Concerning Character: Katja, grand-daughter of the finest clockmaker in Unterdrachenberg, would love to practice that craft. She knows that she knows how - her grandfather has let her have a little set of tools, and a workroom all her own, even if he won't let her actually do anything to fix time - not for real. But, then, her opportunity comes - the dragons, who gave Unterdrachenberg its time, have suddenly taken it back. Does life stop, if time stops? And, is it worth putting aside your fears to make sure that nothing ever stays the same?
Ai Kyarem is bold as brass - all tough sinew and tanned strength and a long horsetail braid. The Great Mare is her goddess, and she bows to no man. However, her days of freedom might soon be over... This story reminded me of the steppes of Russia, and the Cossacks. Great fun.
Brilliana sets the stage on fire - and has the eye of Bonnie Prince Charlie. She has everything to lose if she admits that she's a witch, but someone is plotting to kill The Age of Magic.

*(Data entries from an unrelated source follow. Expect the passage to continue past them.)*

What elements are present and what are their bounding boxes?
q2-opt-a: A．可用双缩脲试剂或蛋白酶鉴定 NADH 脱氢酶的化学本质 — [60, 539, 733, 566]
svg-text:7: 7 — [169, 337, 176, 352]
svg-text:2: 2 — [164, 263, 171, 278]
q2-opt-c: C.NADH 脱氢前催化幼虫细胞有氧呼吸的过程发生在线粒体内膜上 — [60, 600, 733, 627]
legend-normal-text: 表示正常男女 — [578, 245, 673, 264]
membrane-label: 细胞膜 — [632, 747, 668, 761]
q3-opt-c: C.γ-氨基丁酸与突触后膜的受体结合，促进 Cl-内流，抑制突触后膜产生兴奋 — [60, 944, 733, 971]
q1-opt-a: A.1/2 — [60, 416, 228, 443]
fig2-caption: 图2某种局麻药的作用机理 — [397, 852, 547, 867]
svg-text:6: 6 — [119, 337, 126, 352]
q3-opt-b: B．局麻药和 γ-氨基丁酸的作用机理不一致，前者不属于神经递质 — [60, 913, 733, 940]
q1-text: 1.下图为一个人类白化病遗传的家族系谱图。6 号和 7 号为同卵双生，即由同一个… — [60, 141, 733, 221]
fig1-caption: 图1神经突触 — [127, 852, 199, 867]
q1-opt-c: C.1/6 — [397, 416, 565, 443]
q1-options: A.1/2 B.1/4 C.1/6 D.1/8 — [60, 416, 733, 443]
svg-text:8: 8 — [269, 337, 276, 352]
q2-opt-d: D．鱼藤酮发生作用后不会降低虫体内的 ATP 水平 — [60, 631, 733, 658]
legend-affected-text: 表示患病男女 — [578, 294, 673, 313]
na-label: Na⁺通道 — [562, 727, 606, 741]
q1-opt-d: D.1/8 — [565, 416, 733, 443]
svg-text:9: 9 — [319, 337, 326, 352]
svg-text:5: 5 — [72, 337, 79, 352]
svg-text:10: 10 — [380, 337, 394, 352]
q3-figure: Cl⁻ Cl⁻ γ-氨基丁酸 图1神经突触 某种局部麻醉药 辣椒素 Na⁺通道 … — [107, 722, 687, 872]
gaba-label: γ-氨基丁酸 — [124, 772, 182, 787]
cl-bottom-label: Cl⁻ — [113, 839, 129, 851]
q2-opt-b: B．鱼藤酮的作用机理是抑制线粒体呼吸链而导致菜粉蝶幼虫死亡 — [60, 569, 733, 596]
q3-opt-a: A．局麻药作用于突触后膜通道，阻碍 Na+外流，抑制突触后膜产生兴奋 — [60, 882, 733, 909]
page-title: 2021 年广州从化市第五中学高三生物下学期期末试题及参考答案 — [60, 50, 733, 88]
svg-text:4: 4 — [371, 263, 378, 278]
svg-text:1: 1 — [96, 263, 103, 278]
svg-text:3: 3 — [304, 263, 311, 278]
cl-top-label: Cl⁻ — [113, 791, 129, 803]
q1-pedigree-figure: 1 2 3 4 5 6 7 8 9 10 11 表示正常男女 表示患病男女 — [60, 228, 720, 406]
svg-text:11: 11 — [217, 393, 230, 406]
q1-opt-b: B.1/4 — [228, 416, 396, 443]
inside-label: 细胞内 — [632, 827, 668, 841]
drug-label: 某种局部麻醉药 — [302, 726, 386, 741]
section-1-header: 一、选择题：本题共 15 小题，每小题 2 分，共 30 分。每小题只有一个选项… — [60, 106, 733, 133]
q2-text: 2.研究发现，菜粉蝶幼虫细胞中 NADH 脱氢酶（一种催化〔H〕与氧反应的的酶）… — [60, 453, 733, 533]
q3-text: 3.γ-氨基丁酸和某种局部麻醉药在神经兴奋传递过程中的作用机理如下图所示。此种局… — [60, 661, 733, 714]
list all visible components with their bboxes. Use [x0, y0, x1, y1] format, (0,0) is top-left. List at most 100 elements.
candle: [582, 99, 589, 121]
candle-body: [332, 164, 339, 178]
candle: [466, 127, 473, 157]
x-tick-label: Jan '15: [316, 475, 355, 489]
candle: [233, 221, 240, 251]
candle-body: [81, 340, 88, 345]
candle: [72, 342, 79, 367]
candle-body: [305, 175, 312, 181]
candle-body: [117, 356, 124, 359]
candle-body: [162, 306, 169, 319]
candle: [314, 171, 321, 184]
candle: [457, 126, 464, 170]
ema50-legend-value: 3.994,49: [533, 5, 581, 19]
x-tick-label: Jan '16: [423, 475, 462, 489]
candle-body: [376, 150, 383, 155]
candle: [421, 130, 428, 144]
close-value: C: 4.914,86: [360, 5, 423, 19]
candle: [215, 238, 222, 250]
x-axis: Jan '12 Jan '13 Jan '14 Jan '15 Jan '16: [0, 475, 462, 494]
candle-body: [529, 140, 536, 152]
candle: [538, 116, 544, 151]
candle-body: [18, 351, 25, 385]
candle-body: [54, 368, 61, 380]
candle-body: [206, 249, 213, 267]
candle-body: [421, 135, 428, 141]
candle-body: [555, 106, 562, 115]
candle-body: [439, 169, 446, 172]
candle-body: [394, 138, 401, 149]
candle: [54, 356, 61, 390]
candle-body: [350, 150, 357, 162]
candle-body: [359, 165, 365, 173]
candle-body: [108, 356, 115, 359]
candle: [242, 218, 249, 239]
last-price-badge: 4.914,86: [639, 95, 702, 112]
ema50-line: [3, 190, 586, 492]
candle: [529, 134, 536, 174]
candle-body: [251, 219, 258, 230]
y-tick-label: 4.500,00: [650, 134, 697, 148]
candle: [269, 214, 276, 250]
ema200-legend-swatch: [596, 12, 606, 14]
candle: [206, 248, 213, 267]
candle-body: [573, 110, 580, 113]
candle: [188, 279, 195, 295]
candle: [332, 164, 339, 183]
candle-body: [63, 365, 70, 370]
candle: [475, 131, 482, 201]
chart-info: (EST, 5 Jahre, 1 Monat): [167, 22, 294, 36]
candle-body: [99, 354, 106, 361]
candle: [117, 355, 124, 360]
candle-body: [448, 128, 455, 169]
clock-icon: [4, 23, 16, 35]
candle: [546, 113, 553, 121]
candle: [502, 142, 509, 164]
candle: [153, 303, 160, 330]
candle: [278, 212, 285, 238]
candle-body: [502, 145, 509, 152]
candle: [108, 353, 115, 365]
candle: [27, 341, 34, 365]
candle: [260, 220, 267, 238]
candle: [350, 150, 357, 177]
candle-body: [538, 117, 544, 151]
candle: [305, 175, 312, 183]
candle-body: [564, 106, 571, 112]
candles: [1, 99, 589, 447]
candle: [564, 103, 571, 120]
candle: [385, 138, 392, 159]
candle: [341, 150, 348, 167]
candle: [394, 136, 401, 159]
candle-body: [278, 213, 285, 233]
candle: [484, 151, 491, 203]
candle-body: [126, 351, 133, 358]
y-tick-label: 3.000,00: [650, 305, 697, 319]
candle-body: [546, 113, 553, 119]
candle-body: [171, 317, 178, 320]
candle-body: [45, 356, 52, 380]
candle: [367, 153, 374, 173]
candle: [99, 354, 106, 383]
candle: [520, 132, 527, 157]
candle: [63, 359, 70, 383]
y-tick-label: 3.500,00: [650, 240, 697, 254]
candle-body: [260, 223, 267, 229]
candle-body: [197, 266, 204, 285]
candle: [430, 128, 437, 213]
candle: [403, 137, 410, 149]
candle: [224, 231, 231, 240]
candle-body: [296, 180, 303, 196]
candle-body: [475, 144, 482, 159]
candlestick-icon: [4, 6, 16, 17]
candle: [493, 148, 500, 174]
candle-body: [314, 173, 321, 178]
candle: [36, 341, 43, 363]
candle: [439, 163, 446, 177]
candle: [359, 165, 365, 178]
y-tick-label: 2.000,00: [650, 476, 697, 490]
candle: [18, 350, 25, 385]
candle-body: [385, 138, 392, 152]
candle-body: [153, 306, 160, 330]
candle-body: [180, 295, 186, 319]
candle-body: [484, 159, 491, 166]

Priscilla is perfectly able to run the kingdom by herself - God knows she's been doing that just fine for most of her life, since her father, the King, is a well-meaning but perfect dolt. However, fairy godmothers are around to make sure that princesses marry - even when they don't want to. Epic battle of wills, film at eleven.
Sound intriguing, don't they?
Recommended for Fans Of...: Tamora Pierce, Robin McKinley, Shannon Hale, and Kristin Cashore.
Cover Chatter: Covers for self-pubbed books can go a variety of different ways. Heck, any covers can be a train wreck, thanks to the overuse of Photoshop, but there are times when self-published writers really do themselves no favors, and I wish they'd had some better advice. This cover I like, because it shows an appropriately immense and terrifying dragon, contrasted with the teeeeensy tiny silhouette of a person in a doorway far, far away. It makes one feel reasonably frightened for poor Katja. ☺
Authorial Asides: From her website: Her novella “Looking Through Lace” made the short list for the Tiptree award and was nominated for the Sturgeon award. In 2007, the Italian translation won the “Premio Italia” for best international SF novel. Her “Big Fat Arthurian Fantasy” Flamme und Harfe (“Flame and Harp”) appeared with Random House Germany in 2009, and has since been translated into Dutch and Italian as well. Ruth Nestvold, international woman of mystery... or something like that. I'm happy to find a new author short fiction appeals to me, and I think Tech Boy will like them, too.
FTC: This is an unsolicited review; all opinions are my own.